Le président de Salmo Tierra veut que les Gaves, les Nives et l'Adour retrouvent leurs lettres de noblesse : "La pêche sportive des poissons migrateurs : saumons, aloses, truites de mers, peut à elle seule booster l'économie de nos vallées pour en faire une destination touristique mondiale". Il ajouta : "Nos partenaires et voisins européens l'ont bien compris, là où les rivières sont libres de circulation pour les saumons et les truites de mer, la vitalité économique est assurée". Et il conclut en rappelant ce que le magazine Pêche Mouche de l'été 2009 a écrit : "Le gave d'Oloron est tout simplement l'une des plus belles et plus riches rivières de la planète".
J.S.
(1) Il a été également rappelé que le COGEPOMI a vu son plan (PLAGEPOMI) annulé le 27/03/2023 au tribunal administratif de Bordeaux, pour les motifs suivants : "constats biaisés, pas de calendrier de régulation...)

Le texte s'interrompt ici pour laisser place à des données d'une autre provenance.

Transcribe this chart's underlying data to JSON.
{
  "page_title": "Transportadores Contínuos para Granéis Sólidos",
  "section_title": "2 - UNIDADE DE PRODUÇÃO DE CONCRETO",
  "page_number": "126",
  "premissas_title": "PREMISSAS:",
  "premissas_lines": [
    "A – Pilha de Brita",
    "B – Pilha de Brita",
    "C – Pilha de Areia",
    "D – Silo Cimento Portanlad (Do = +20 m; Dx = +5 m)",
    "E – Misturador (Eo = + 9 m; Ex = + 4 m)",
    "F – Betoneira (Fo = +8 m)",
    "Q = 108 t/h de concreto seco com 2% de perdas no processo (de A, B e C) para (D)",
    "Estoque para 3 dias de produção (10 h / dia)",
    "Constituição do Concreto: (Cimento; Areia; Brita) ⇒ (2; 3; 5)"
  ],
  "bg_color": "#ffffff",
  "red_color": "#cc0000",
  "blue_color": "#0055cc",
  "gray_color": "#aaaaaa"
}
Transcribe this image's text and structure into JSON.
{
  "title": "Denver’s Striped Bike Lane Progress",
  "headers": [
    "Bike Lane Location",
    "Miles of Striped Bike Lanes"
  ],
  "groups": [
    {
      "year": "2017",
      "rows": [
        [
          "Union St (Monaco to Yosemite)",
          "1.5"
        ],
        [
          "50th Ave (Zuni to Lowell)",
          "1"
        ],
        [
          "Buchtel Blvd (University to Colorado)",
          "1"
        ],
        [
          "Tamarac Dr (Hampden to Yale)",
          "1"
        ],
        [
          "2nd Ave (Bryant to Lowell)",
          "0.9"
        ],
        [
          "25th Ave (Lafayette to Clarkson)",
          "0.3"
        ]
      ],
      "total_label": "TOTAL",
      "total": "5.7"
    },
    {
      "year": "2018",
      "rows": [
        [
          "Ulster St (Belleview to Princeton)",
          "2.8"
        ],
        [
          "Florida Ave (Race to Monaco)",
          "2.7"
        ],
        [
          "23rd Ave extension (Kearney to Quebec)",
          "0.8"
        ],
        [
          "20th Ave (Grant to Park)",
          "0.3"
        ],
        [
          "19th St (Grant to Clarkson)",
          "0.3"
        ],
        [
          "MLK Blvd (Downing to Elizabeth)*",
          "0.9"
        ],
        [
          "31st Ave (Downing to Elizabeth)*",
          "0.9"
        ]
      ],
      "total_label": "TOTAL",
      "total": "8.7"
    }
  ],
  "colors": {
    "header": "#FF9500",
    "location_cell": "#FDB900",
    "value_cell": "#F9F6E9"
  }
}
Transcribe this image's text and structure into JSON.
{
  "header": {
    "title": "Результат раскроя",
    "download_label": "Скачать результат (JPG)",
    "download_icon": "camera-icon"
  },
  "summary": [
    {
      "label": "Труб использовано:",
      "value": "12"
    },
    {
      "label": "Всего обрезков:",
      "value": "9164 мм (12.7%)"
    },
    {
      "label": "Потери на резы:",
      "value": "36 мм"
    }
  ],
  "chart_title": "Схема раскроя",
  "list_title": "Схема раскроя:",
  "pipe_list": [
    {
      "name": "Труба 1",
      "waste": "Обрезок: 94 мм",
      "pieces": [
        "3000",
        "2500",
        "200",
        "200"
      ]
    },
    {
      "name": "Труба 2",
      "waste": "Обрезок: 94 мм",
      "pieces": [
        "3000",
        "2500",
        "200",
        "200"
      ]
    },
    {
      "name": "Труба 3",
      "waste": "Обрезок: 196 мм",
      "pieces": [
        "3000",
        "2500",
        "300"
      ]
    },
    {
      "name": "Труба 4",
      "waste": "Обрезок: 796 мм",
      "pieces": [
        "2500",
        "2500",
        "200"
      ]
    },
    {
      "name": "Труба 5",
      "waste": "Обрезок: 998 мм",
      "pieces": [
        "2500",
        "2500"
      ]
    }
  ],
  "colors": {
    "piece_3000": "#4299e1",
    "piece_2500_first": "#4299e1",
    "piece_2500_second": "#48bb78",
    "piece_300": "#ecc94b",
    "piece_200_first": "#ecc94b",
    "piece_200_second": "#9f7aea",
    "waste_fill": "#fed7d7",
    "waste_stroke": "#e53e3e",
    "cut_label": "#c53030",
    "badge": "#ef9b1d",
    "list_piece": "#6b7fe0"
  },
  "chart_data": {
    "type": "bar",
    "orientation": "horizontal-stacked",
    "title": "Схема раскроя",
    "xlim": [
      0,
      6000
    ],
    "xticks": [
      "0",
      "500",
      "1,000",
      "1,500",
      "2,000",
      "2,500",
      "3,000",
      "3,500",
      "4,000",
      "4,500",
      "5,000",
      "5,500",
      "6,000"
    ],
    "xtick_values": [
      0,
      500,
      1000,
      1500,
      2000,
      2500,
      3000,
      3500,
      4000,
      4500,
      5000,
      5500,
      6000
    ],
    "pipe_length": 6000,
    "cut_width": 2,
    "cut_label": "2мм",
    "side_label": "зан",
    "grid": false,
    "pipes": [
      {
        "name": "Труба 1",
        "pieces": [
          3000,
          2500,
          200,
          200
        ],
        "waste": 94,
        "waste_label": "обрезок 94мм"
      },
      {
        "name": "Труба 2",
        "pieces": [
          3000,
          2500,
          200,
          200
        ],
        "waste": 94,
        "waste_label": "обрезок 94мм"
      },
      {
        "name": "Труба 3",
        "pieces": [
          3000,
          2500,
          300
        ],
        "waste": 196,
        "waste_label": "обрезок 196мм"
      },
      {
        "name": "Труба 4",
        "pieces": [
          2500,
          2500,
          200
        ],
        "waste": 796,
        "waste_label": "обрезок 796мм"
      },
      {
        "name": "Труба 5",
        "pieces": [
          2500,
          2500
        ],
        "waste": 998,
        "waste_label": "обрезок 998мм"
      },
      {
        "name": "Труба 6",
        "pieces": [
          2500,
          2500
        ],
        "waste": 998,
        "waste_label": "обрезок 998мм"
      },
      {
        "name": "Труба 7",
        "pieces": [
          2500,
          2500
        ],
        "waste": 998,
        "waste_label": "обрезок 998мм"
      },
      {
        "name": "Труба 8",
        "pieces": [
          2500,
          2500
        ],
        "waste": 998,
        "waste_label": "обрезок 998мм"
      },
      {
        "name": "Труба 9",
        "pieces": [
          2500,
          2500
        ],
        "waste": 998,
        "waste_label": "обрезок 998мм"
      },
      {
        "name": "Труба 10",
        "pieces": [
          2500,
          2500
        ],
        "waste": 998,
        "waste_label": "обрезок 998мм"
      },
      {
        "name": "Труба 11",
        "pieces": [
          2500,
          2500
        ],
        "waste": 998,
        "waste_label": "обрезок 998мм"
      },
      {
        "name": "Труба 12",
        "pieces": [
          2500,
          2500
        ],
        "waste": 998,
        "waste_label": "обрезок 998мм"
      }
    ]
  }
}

Les divers points qui furent débattus
- Le problème des filets professionnels dans l'estuaire et en mer
- La nécessité de mise en oeuvre des mesures de protection efficaces pour les poissons migrateurs classés « espèces menacées » comme la lamproie, l’alose et le saumon : la suppression définitive de toute pêche aux filets et engins est la première décision urgente que les autorités doivent prendre. Rappel du pillage de 2024 : plus de 1000 saumons et 19 tonnes d’aloses « pêchés » aux filets dans l’estuaire de l’Adour
- Les limites de conservation pas toujours respectées comme sur le bassin de l’Adour avec des calculs et chiffrages biaisés par le Cogepomi depuis 5 années.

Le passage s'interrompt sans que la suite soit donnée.